July, he says, will be crazy. But the head of the city’s only family-run soccer equipment supplier says it will be a “welcome inconvenience” to sell out inventory that’s been in storage for months.

“With everyone getting started all at once, it’s going to be kind of a scramble,” he says with a smile. 

Da Silva took a minute to step away from the busy shop Saturday morning where the phone was ringing and a few customers were picking up jerseys and trying on shoes in anticipation of a return to the pitch later this month.

With capacity capped at 15 per cent for non-essential retail, The Soccer Shop can only permit up to three customers at a time in the small space.

A move to Step 2 means non-essential retail capacity gets bumped to 25 per cent.

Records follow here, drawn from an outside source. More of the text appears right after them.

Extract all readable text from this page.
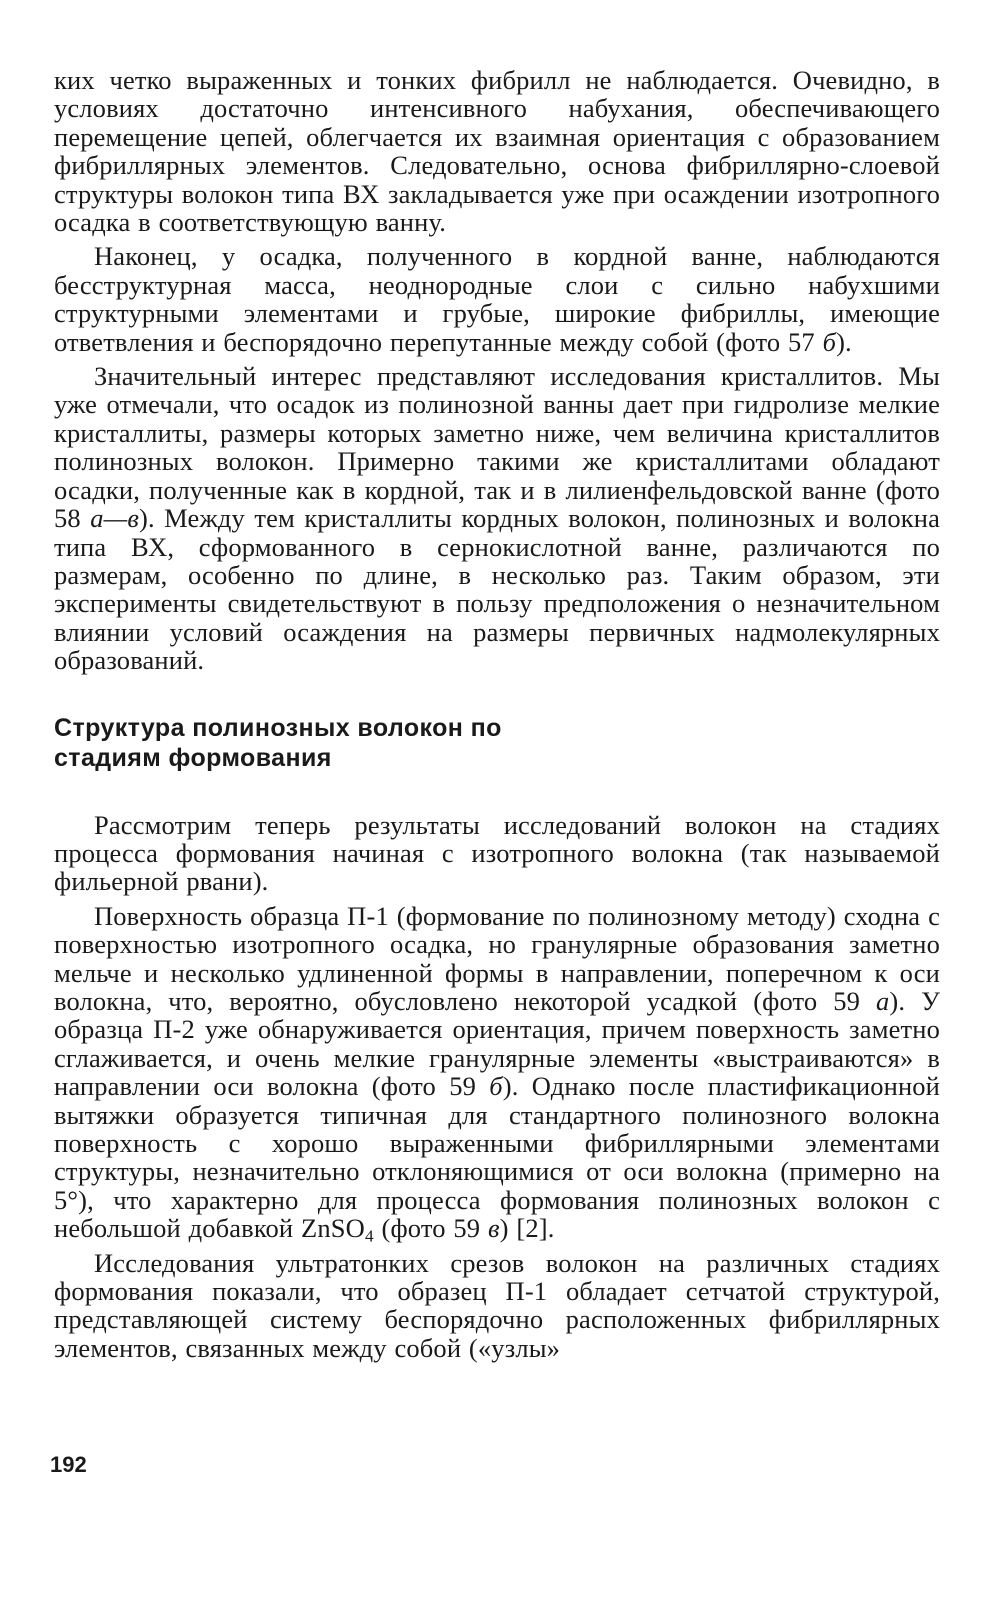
ких четко выраженных и тонких фибрилл не наблюдается. Очевидно, в условиях достаточно интенсивного набухания, обеспечивающего перемещение цепей, облегчается их взаимная ориентация с образованием фибриллярных элементов. Следовательно, основа фибриллярно-слоевой структуры волокон типа ВХ закладывается уже при осаждении изотропного осадка в соответствующую ванну.

Наконец, у осадка, полученного в кордной ванне, наблюдаются бесструктурная масса, неоднородные слои с сильно набухшими структурными элементами и грубые, широкие фибриллы, имеющие ответвления и беспорядочно перепутанные между собой (фото 57 б).

Значительный интерес представляют исследования кристаллитов. Мы уже отмечали, что осадок из полинозной ванны дает при гидролизе мелкие кристаллиты, размеры которых заметно ниже, чем величина кристаллитов полинозных волокон. Примерно такими же кристаллитами обладают осадки, полученные как в кордной, так и в лилиенфельдовской ванне (фото 58 а—в). Между тем кристаллиты кордных волокон, полинозных и волокна типа ВХ, сформованного в сернокислотной ванне, различаются по размерам, особенно по длине, в несколько раз. Таким образом, эти эксперименты свидетельствуют в пользу предположения о незначительном влиянии условий осаждения на размеры первичных надмолекулярных образований.

Структура полинозных волокон по стадиям формования

Рассмотрим теперь результаты исследований волокон на стадиях процесса формования начиная с изотропного волокна (так называемой фильерной рвани).

Поверхность образца П-1 (формование по полинозному методу) сходна с поверхностью изотропного осадка, но гранулярные образования заметно мельче и несколько удлиненной формы в направлении, поперечном к оси волокна, что, вероятно, обусловлено некоторой усадкой (фото 59 а). У образца П-2 уже обнаруживается ориентация, причем поверхность заметно сглаживается, и очень мелкие гранулярные элементы «выстраиваются» в направлении оси волокна (фото 59 б). Однако после пластификационной вытяжки образуется типичная для стандартного полинозного волокна поверхность с хорошо выраженными фибриллярными элементами структуры, незначительно отклоняющимися от оси волокна (примерно на 5°), что характерно для процесса формования полинозных волокон с небольшой добавкой ZnSO$_4$ (фото 59 в) [2].

Исследования ультратонких срезов волокон на различных стадиях формования показали, что образец П-1 обладает сетчатой структурой, представляющей систему беспорядочно расположенных фибриллярных элементов, связанных между собой («узлы»

192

Outdoor sports games, leagues and events can also resume at 25 per cent capacity.

Right now, teams are only allowed to practice outside to a maximum of 10, meaning many teams can't kick a ball around with a full contingent of players.

“They’re desperately waiting for Step 2," Da Silva says. "Hopefully our region will get into games later this month."

Their online store, The Soccer Fanatic picked up some of the slack, but there’s no replacing the in-person shopping experience, especially for footwear, Da Silva says.

Yes, the federal and provincial small business subsidies helped, but Da Silva says it was his own line of credit that kept the business afloat.

He counts them among the lucky ones that get to reopen and dig themselves out of the hole the last year has put them in.

Fan merchandise sold well during the 2020 Euro Cup, giving the business a foothold to climb out of that hole, but the move to Step 2  is crucial to a return to pre-pandemic revenue, Da Silva says.

The hold back in Waterloo region was tough to take, he says, even though Euro sales have been as good if not better than any other year they've had, despite Portugal's early loss.

It gives him hope that soccer will be bigger than ever when local players are allowed to return to the field.